Pope Francis has launched a two-year consultation on the future direction of the Catholic Church.
The process will see every Catholic parish around the world asked for their views in a process which is seen as one of the most ambitious attempts at reform for generations.
Announcing the consultation at a Mass at St Peter's Basilica yesterday, Pope Francis said:
"Are we prepared for the adventure of this journey? Or are we fearful of the unknown, preferring to take refuge in the usual excuses: 'It's useless' or 'We've always done it this way?"
The consultation will work in three stages: a 'Listening' phase in which people in parishes and dioceses will be able to discuss a wide range of issues, including sexuality and women's ordination; a 'Continental' phase in which Bishops will discuss and formalise the findings and a 'Universal' phase in which Bishops meet at the Vatican in October 2023.
The Pope is then expected to draw up a document with his views on the findings.
Brenden Thompson, CEO of the organisation Catholic Voices told Premier what it may mean for the Catholic Church:
"It's not a surprise as Pope Francis sees himself as a pope of reform, but also a pope of discernment. He's a Jesuit. So this kind of worldwide discernment that he's trying to bring about in the Catholic Church, this cultural change, this change of hearts and minds, is very much in keeping with the style of Pope Francis the Jesuit but also, Pope Francis the reformer.

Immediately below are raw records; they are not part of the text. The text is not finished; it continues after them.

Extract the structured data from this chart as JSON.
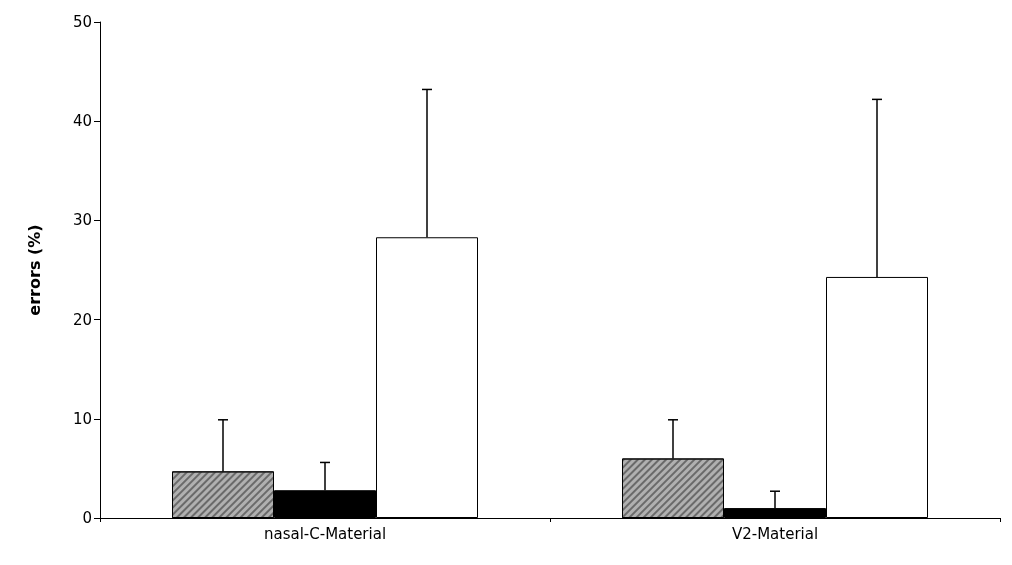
{
  "chart_data": {
    "type": "bar",
    "ylabel": "errors (%)",
    "categories": [
      "nasal-C-Material",
      "V2-Material"
    ],
    "series": [
      {
        "color": "#b0b0b0",
        "values": [
          4.7,
          6.0
        ],
        "errors": [
          [
            4.7,
            9.9
          ],
          [
            6.0,
            9.9
          ]
        ]
      },
      {
        "color": "#000000",
        "values": [
          2.8,
          1.0
        ],
        "errors": [
          [
            2.8,
            5.6
          ],
          [
            1.0,
            2.7
          ]
        ]
      },
      {
        "color": "#ffffff",
        "values": [
          28.3,
          24.3
        ],
        "errors": [
          [
            28.3,
            43.2
          ],
          [
            24.3,
            42.2
          ]
        ]
      }
    ],
    "ylim": [
      0,
      50
    ],
    "yticks": [
      0,
      10,
      20,
      30,
      40,
      50
    ]
  }
}
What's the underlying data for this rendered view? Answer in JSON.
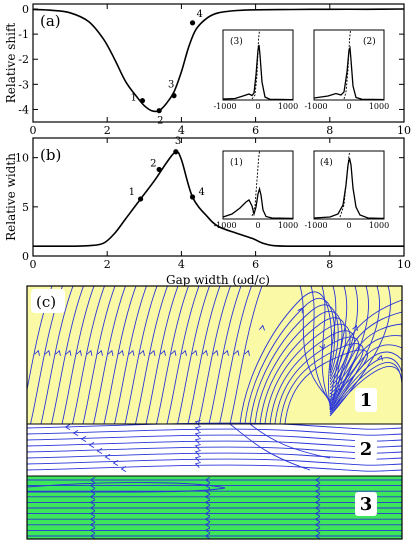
{
  "chart_data": [
    {
      "id": "a",
      "type": "line",
      "panel_label": "(a)",
      "ylabel": "Relative shift",
      "xlim": [
        0,
        10
      ],
      "ylim": [
        -4.5,
        0.2
      ],
      "xticks": [
        0,
        2,
        4,
        6,
        8,
        10
      ],
      "yticks": [
        0,
        -1,
        -2,
        -3,
        -4
      ],
      "xtick_labels": [
        "0",
        "2",
        "4",
        "6",
        "8",
        "10"
      ],
      "ytick_labels": [
        "0",
        "-1",
        "-2",
        "-3",
        "-4"
      ],
      "series": [
        {
          "x": [
            0,
            0.5,
            1,
            1.5,
            1.9,
            2.2,
            2.5,
            2.8,
            3.0,
            3.2,
            3.4,
            3.6,
            3.8,
            4.0,
            4.2,
            4.4,
            4.7,
            5.0,
            5.5,
            6,
            7,
            8,
            9,
            10
          ],
          "y": [
            -0.02,
            -0.05,
            -0.15,
            -0.5,
            -1.2,
            -2.0,
            -2.9,
            -3.5,
            -3.85,
            -4.05,
            -4.05,
            -3.75,
            -3.3,
            -2.5,
            -1.5,
            -0.8,
            -0.35,
            -0.15,
            -0.06,
            -0.03,
            -0.02,
            -0.01,
            -0.01,
            0.0
          ]
        }
      ],
      "points": [
        {
          "label": "1",
          "x": 2.95,
          "y": -3.65
        },
        {
          "label": "2",
          "x": 3.4,
          "y": -4.05
        },
        {
          "label": "3",
          "x": 3.8,
          "y": -3.45
        },
        {
          "label": "4",
          "x": 4.3,
          "y": -0.55
        }
      ],
      "insets": [
        {
          "label": "(3)",
          "xticks": [
            "-1000",
            "0",
            "1000"
          ],
          "ylim": [
            0,
            1
          ]
        },
        {
          "label": "(2)",
          "xticks": [
            "-1000",
            "0",
            "1000"
          ],
          "ylim": [
            0,
            1
          ]
        }
      ]
    },
    {
      "id": "b",
      "type": "line",
      "panel_label": "(b)",
      "ylabel": "Relative width",
      "xlabel": "Gap width (ωd/c)",
      "xlim": [
        0,
        10
      ],
      "ylim": [
        0,
        12
      ],
      "xticks": [
        0,
        2,
        4,
        6,
        8,
        10
      ],
      "yticks": [
        0,
        5,
        10
      ],
      "xtick_labels": [
        "0",
        "2",
        "4",
        "6",
        "8",
        "10"
      ],
      "ytick_labels": [
        "0",
        "5",
        "10"
      ],
      "series": [
        {
          "x": [
            0,
            1,
            1.5,
            1.9,
            2.2,
            2.5,
            2.9,
            3.3,
            3.6,
            3.85,
            4.0,
            4.3,
            4.7,
            5.0,
            5.5,
            5.9,
            6.2,
            6.5,
            7,
            8,
            9,
            10
          ],
          "y": [
            1.0,
            1.0,
            1.05,
            1.3,
            2.3,
            3.8,
            5.8,
            7.8,
            9.5,
            10.6,
            9.8,
            6.0,
            4.0,
            3.0,
            2.3,
            1.8,
            1.3,
            1.05,
            1.0,
            1.0,
            1.0,
            1.0
          ]
        }
      ],
      "points": [
        {
          "label": "1",
          "x": 2.9,
          "y": 5.8
        },
        {
          "label": "2",
          "x": 3.4,
          "y": 8.8
        },
        {
          "label": "3",
          "x": 3.85,
          "y": 10.6
        },
        {
          "label": "4",
          "x": 4.3,
          "y": 6.0
        }
      ],
      "insets": [
        {
          "label": "(1)",
          "xticks": [
            "-1000",
            "0",
            "1000"
          ],
          "ylim": [
            0,
            1
          ]
        },
        {
          "label": "(4)",
          "xticks": [
            "-1000",
            "0",
            "1000"
          ],
          "ylim": [
            0,
            1
          ]
        }
      ]
    }
  ],
  "panel_c": {
    "label": "(c)",
    "regions": [
      "1",
      "2",
      "3"
    ],
    "colors": {
      "region1": "#fafaa6",
      "region2": "#ffffff",
      "region3": "#3ee65a",
      "streamline": "#2a35d8"
    }
  }
}
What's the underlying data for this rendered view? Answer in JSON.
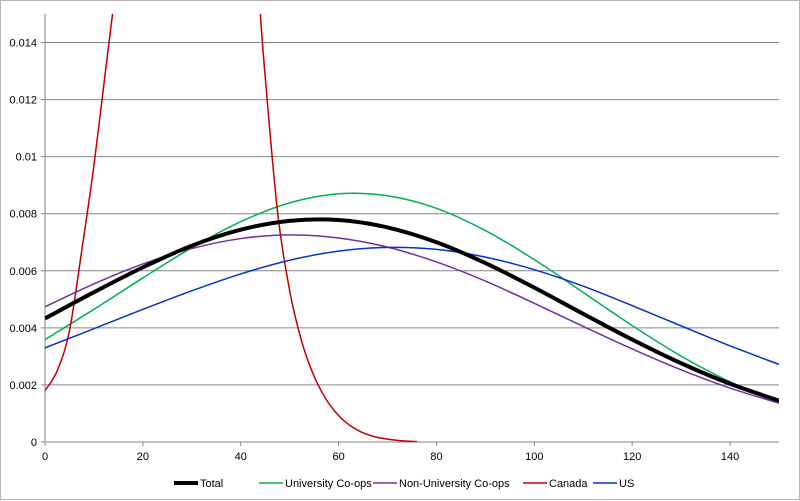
{
  "chart_data": {
    "type": "line",
    "title": "",
    "xlabel": "",
    "ylabel": "",
    "xlim": [
      0,
      150
    ],
    "ylim": [
      0,
      0.015
    ],
    "x_ticks": [
      0,
      20,
      40,
      60,
      80,
      100,
      120,
      140
    ],
    "y_ticks": [
      0,
      0.002,
      0.004,
      0.006,
      0.008,
      0.01,
      0.012,
      0.014
    ],
    "x_tick_labels": [
      "0",
      "20",
      "40",
      "60",
      "80",
      "100",
      "120",
      "140"
    ],
    "y_tick_labels": [
      "0",
      "0.002",
      "0.004",
      "0.006",
      "0.008",
      "0.01",
      "0.012",
      "0.014"
    ],
    "grid": "horizontal",
    "legend_position": "bottom",
    "series": [
      {
        "name": "Total",
        "color": "#000000",
        "x": [
          0,
          10,
          20,
          30,
          40,
          50,
          60,
          70,
          80,
          90,
          100,
          110,
          120,
          130,
          140,
          150
        ],
        "y": [
          0.00433,
          0.00525,
          0.00612,
          0.00688,
          0.00744,
          0.00775,
          0.00778,
          0.00752,
          0.007,
          0.00627,
          0.00541,
          0.00449,
          0.00359,
          0.00276,
          0.00204,
          0.00145
        ]
      },
      {
        "name": "University Co-ops",
        "color": "#00b050",
        "x": [
          0,
          10,
          20,
          30,
          40,
          50,
          60,
          70,
          80,
          90,
          100,
          110,
          120,
          130,
          140,
          150
        ],
        "y": [
          0.00359,
          0.00465,
          0.00575,
          0.00681,
          0.00772,
          0.00838,
          0.0087,
          0.00863,
          0.00819,
          0.00741,
          0.00639,
          0.00524,
          0.00408,
          0.00301,
          0.00211,
          0.0014
        ]
      },
      {
        "name": "Non-University Co-ops",
        "color": "#7030a0",
        "x": [
          0,
          10,
          20,
          30,
          40,
          50,
          60,
          70,
          80,
          90,
          100,
          110,
          120,
          130,
          140,
          150
        ],
        "y": [
          0.00474,
          0.00554,
          0.00624,
          0.00678,
          0.00713,
          0.00726,
          0.00715,
          0.00683,
          0.00631,
          0.00564,
          0.00486,
          0.00405,
          0.00326,
          0.00253,
          0.00189,
          0.00136
        ]
      },
      {
        "name": "Canada",
        "color": "#c00000",
        "x": [
          0,
          2.5,
          5,
          7.5,
          10,
          12.5,
          13.8,
          44,
          45,
          47.5,
          50,
          52.5,
          55,
          57.5,
          60,
          62.5,
          65,
          67.5,
          70,
          72.5,
          75,
          76
        ],
        "y": [
          0.0018,
          0.0025,
          0.0039,
          0.0067,
          0.0097,
          0.0132,
          0.015,
          0.015,
          0.0128,
          0.0081,
          0.0053,
          0.0035,
          0.0023,
          0.00148,
          0.00093,
          0.00056,
          0.00032,
          0.00018,
          0.0001,
          5e-05,
          2e-05,
          1e-05
        ]
      },
      {
        "name": "US",
        "color": "#0033cc",
        "x": [
          0,
          10,
          20,
          30,
          40,
          50,
          60,
          70,
          80,
          90,
          100,
          110,
          120,
          130,
          140,
          150
        ],
        "y": [
          0.0033,
          0.00397,
          0.00465,
          0.0053,
          0.00589,
          0.00637,
          0.00669,
          0.00682,
          0.00675,
          0.00648,
          0.00604,
          0.00546,
          0.00478,
          0.00407,
          0.00337,
          0.00272
        ]
      }
    ]
  }
}
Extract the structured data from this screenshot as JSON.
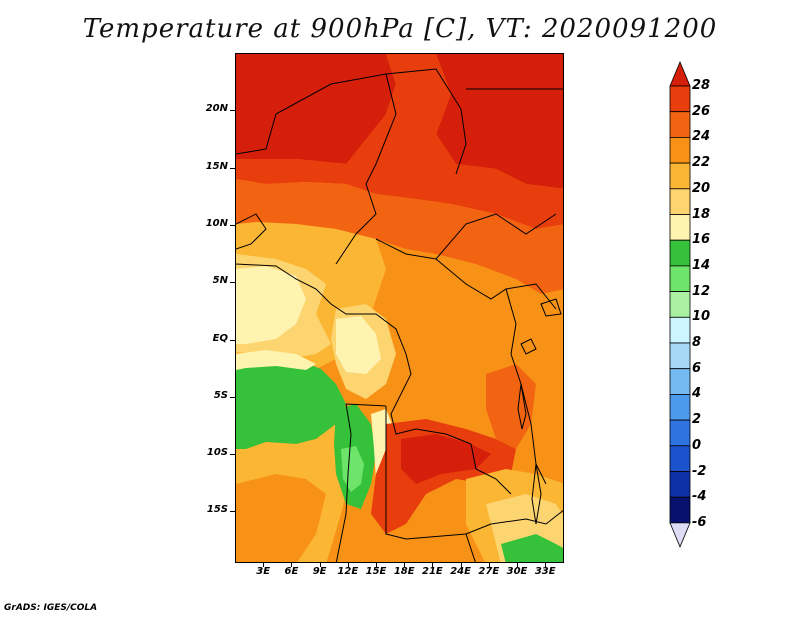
{
  "title": "Temperature at 900hPa [C], VT: 2020091200",
  "credit": "GrADS: IGES/COLA",
  "map": {
    "lat_ticks": [
      "20N",
      "15N",
      "10N",
      "5N",
      "EQ",
      "5S",
      "10S",
      "15S"
    ],
    "lat_values": [
      20,
      15,
      10,
      5,
      0,
      -5,
      -10,
      -15
    ],
    "lon_ticks": [
      "3E",
      "6E",
      "9E",
      "12E",
      "15E",
      "18E",
      "21E",
      "24E",
      "27E",
      "30E",
      "33E"
    ],
    "lon_values": [
      3,
      6,
      9,
      12,
      15,
      18,
      21,
      24,
      27,
      30,
      33
    ],
    "lon_range": [
      0,
      35
    ],
    "lat_range": [
      -19.5,
      25
    ]
  },
  "colorbar": {
    "labels": [
      "28",
      "26",
      "24",
      "22",
      "20",
      "18",
      "16",
      "14",
      "12",
      "10",
      "8",
      "6",
      "4",
      "2",
      "0",
      "-2",
      "-4",
      "-6"
    ],
    "colors": [
      "#d61f0a",
      "#e83d0c",
      "#f26411",
      "#f79217",
      "#fbb634",
      "#fdd570",
      "#fff3b0",
      "#35c23a",
      "#6ee46a",
      "#aaf0a2",
      "#cdf5ff",
      "#a6d8f5",
      "#75baf0",
      "#4c9aeb",
      "#2f73e0",
      "#1c52cc",
      "#0e31a8",
      "#08126e",
      "#dcdcf5"
    ]
  }
}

"It's extraordinarily ambitious, to try and do anything on the kind of global scale of trying to include not only the voices of 1.2 billion Catholics, those who go to Mass, but Pope Francis also wants the voices of those who are on the margins to be included. He wants people who are not Catholic, as well as those who are lapsed from the practice of their faith. He wants the voices of migrants and refugees, the voice of the homeless. So it's a chance for listening processes, spiritual conversations to happen not only with Catholic parishes, but between Christian denominations as well, and also with those who are not Christian.
"The whole purpose of it is to try and listen to what the Holy Spirit is saying, through people's experiences. So the real purpose of this scenario is how do we get people to speak given the kind of polarisation and division that exists not only in the world, but also within the church? It's a huge programme of cultural reform, the ultimate jury is the Holy Spirit and how we are attentive to what the Holy Spirit is saying, and people's experiences.
"Pope Francis wants there to be complete freedom, he wants people to be heard.
"And that kind of facilitation, especially about tricky issues is going to be difficult. There's going to be some heartache, but I also think there's going to be a lot of joy in learning to listen to one another. Pope Francis is trying to lead this church as a church that's leading with listening.
"Pope Francis has been clear that if you're coming to this process with an agenda, you're going to be disappointed. Of course, there's going to be friction and frustration, because faith is so deeply held by people, there's going to be a lot of passion. So not everyone is going to be pleased. And it won't lead automatically to the kind of discernment that Pope Francis wants. There will be friction and tension - that's like a family, the Church is a worldwide family. But how do you deal with those frictions within a family context? It can only be done with love.
"So I think it has every chance of being a success."